Clarkia breweri and C. concinna have recently diverged from each other. They are still interfertile, but tend not to interbreed as they occupy different habitats. C. concinna grows in woodlands and evergreen forests. C. breweri, in contrast, grows on exposed hillsides. Another change C. breweri has made is adopting pollination by hawkmoths. C. concinna prefers long-tongued flies. Has forming a partnership with a new pollinator done enough to isolate it from C. concinna?
May and colleagues set up an experiment with the hawkmoth Hyles lineata. In the wild H. lineata, never visit C. concinna, but then in the wild C. concinna and C. breweri aren’t neighbours. In the teams experimental floral arrays, H. lineata was happy to move between species. Visits are one thing, but does the moth carry any cargo?

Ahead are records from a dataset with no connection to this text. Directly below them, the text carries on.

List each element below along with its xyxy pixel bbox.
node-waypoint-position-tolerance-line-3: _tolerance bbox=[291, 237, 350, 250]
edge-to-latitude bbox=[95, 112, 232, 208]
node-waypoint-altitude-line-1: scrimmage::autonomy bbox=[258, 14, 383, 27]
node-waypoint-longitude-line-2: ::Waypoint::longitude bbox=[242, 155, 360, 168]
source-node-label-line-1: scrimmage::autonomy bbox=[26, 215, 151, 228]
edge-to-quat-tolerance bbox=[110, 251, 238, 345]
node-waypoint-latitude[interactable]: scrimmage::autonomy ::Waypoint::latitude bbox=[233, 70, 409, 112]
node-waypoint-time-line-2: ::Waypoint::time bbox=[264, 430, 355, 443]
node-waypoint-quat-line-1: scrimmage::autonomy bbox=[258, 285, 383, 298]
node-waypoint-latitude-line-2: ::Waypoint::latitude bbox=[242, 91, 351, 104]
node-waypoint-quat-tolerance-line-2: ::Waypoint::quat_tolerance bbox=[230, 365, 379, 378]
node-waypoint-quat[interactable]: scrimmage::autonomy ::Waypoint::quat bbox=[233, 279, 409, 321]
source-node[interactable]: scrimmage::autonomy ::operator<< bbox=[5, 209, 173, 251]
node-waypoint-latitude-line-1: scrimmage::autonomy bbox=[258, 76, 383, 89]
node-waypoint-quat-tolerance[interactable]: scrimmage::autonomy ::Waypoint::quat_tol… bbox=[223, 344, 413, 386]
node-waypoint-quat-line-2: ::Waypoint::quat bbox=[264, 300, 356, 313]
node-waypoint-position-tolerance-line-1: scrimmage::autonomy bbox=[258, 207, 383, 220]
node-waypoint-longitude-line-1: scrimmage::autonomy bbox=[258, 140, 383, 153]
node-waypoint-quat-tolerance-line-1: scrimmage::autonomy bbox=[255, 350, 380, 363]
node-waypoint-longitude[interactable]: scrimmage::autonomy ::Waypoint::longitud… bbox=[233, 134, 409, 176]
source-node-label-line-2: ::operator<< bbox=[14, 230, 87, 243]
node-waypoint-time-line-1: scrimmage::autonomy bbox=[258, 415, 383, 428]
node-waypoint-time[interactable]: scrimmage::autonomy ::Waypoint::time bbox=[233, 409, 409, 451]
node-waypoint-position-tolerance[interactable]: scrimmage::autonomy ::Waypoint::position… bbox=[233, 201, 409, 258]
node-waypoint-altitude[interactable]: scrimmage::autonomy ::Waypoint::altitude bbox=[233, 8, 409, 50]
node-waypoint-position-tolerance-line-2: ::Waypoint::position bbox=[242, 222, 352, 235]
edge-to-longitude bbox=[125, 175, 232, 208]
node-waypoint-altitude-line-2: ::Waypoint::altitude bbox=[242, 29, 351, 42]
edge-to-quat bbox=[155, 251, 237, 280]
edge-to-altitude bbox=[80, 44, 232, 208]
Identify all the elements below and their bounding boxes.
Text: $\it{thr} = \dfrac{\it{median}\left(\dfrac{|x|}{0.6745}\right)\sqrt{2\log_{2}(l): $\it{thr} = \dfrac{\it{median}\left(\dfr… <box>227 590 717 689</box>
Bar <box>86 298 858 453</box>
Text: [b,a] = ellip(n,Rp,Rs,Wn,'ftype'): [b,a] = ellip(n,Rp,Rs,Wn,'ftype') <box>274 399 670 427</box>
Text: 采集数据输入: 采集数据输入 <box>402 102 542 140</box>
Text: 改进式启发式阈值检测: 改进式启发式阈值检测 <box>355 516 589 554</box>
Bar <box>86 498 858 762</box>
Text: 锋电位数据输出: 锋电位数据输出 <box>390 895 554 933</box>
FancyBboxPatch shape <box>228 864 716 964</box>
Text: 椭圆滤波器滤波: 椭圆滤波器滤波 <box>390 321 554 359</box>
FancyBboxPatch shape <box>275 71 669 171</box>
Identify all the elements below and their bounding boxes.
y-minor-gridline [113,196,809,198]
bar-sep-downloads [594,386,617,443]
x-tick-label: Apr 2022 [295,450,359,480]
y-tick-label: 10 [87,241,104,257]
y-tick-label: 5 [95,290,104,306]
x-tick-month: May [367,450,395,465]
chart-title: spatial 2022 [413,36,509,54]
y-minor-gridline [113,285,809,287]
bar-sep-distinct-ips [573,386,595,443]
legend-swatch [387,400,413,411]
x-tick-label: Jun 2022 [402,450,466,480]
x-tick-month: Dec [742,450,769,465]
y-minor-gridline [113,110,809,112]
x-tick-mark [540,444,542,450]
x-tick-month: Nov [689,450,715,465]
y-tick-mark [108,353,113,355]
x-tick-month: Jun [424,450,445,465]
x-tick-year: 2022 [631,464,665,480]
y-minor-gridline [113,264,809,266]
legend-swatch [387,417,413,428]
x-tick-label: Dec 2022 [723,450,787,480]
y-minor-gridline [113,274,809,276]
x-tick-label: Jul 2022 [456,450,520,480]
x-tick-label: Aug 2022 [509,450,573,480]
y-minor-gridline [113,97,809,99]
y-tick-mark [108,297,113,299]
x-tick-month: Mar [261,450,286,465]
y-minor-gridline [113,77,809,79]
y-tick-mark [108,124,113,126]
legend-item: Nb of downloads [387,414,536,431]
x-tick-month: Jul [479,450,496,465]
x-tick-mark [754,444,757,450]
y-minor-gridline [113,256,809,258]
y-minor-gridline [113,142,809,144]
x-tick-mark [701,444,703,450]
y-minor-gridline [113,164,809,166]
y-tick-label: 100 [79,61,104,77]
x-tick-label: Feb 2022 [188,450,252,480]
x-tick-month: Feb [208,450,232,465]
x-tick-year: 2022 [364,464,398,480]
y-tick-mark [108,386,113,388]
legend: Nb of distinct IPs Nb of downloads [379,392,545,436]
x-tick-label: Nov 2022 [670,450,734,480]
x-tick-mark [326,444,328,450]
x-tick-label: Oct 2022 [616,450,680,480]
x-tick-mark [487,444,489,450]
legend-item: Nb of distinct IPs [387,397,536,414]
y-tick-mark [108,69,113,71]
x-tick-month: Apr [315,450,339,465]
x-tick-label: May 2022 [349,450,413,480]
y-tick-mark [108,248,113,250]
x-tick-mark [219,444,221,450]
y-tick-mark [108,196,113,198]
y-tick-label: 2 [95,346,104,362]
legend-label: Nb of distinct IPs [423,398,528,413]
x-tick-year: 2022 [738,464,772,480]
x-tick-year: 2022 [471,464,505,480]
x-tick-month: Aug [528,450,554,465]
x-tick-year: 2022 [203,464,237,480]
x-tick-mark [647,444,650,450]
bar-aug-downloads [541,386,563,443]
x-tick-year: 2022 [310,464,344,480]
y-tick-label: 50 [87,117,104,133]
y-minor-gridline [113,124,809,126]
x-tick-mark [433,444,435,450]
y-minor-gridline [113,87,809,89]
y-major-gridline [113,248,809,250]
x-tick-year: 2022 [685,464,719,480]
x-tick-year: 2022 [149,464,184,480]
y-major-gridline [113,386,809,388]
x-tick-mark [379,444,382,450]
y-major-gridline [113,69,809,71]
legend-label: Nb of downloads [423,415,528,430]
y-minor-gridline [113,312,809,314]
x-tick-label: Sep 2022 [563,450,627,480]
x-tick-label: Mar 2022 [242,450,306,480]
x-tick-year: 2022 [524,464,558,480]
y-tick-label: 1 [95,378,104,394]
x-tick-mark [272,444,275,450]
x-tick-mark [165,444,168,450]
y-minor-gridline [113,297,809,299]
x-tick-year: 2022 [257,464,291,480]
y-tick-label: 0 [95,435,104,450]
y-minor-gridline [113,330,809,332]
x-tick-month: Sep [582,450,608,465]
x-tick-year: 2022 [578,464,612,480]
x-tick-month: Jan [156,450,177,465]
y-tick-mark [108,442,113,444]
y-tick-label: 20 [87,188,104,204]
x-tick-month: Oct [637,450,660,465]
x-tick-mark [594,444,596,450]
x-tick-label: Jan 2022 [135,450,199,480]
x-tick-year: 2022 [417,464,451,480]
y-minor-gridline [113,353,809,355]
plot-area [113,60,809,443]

Looking at C. breweri receiving pollen, the vast majority of pollen on the plant came from other C. breweri plants. It seems the moths aren’t so good at picking up C. concinna pollen. But what happened when they carried C. breweri pollen? Where did that end up? Those results show that some C. concinna flowers are just as capable of receiving C. breweri pollen as C. breweri. So floral adaptation to a new pollinator does not create an automatic barrier to gene flow. May and colleagues conclude that a shift in pollinator is not enough to cause speciation. Instead there must be a combination of factors in play including, in this case, geographic separation.